LodeStar Report Shows Nominal Year-Over-Year Decline In National Average Closing Costs
LodeStar has released its Year-Over-Year Mortgage Closing Cost Report covering 2024 versus 2025. The report analyzes distinct mortgage quotes across all 50 states and the District of Columbia (D.C.), drawn from the company’s closing cost calculator platform. Nationally, purchase loan closing costs declined by 2.9%, driven largely by falling home prices, which reduced transfer tax burdens across many markets. In total, 28 states saw closing costs decrease, while 23 states experienced increases.
The most dramatic single-market shift occurred in D.C., where closing costs dropped 21.1%. Because D.C. has one of the highest transfer tax rates in the country, the significant decrease in the average purchase price here had a compounding effect on closing costs, though the area still has the highest dollar-value closing costs nationally. Conversely, home prices in Delaware rose modestly, pushing closing costs up by 4.5%, keeping it the most expensive state as a percentage of sale price at 3.06%.

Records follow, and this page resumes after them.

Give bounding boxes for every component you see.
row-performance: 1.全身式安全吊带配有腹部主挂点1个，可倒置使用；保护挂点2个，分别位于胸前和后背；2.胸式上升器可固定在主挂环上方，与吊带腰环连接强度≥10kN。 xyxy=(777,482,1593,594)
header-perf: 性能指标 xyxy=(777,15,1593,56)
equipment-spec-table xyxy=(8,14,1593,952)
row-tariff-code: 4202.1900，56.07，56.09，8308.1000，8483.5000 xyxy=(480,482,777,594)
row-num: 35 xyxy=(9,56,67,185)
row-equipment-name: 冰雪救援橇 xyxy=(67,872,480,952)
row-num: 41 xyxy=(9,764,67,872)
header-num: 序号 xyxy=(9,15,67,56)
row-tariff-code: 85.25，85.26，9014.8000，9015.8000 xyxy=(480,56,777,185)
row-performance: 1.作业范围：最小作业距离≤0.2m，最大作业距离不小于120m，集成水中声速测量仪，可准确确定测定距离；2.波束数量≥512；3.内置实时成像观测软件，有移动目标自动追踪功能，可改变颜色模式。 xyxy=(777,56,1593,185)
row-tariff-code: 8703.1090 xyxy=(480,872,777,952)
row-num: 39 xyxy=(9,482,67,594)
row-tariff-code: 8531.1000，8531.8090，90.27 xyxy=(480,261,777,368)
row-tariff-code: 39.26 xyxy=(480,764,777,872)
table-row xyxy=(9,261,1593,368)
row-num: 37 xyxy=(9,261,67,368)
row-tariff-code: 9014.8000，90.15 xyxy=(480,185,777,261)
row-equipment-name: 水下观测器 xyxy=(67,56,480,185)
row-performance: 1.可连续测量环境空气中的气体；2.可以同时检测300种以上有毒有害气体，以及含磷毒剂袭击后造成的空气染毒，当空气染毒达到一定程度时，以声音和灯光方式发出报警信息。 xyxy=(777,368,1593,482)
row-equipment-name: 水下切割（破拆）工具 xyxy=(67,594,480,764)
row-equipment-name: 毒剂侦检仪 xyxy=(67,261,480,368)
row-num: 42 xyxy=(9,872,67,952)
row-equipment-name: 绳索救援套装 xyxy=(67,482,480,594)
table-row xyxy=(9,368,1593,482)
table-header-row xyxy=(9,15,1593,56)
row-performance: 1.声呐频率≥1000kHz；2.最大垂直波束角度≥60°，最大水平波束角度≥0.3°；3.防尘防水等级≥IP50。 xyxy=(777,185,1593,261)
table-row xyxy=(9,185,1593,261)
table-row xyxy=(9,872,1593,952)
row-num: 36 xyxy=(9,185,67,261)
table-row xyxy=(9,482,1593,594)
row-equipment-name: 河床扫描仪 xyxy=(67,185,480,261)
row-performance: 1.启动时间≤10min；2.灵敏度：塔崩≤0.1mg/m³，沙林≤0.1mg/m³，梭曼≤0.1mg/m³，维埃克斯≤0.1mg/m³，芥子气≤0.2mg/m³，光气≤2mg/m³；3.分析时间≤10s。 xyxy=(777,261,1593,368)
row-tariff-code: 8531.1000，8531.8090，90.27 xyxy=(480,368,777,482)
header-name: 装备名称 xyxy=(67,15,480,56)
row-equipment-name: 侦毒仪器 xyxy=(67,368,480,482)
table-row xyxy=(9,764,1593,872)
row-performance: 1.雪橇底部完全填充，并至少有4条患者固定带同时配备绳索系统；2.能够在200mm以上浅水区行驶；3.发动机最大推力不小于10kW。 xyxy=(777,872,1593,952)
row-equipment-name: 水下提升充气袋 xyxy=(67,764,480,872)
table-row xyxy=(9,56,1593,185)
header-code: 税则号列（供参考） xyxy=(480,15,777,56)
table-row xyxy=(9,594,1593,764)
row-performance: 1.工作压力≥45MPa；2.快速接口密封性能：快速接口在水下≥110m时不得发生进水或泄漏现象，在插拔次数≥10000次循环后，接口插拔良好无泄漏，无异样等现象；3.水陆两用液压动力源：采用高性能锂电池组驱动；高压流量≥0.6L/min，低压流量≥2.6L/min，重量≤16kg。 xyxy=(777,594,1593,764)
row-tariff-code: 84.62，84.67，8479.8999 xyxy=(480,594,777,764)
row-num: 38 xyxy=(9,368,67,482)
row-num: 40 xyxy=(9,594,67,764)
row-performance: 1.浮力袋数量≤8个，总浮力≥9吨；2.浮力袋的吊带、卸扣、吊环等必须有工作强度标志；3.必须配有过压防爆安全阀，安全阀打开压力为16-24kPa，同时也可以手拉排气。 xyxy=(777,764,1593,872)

Other key findings from LodeStar’s 2024 v. 2025: Year-Over-Year Mortgage Closing Cost Report include:
- An 7.8% surge in refinance volume, with refi closing costs averaging less than half of purchase closing costs;
- Higher-than-average refinance closing costs for New York and Florida borrowers, driven by taxes structured around the loan or note amount, rather than a property transfer, which then applies to both purchase and refinance transactions; and
- A growing trend of recording fees being redirected to fund non-real-estate programs, such as affordable housing and homelessness services, with little to no borrower visibility.
“The connection between closing costs and housing affordability is often overshadowed by other components to the equation, like interest rates and down payments,” said Ron Carvalho, director of data operations at LodeStar. “However, our data shows that decisions made at the state level on recording taxes and document fees have a direct impact on borrowers’ total financial ability to purchase or refinance their home. Knowing what’s happening with these costs helps lenders provide accurate guidance to their borrowers in their homeownership journey.”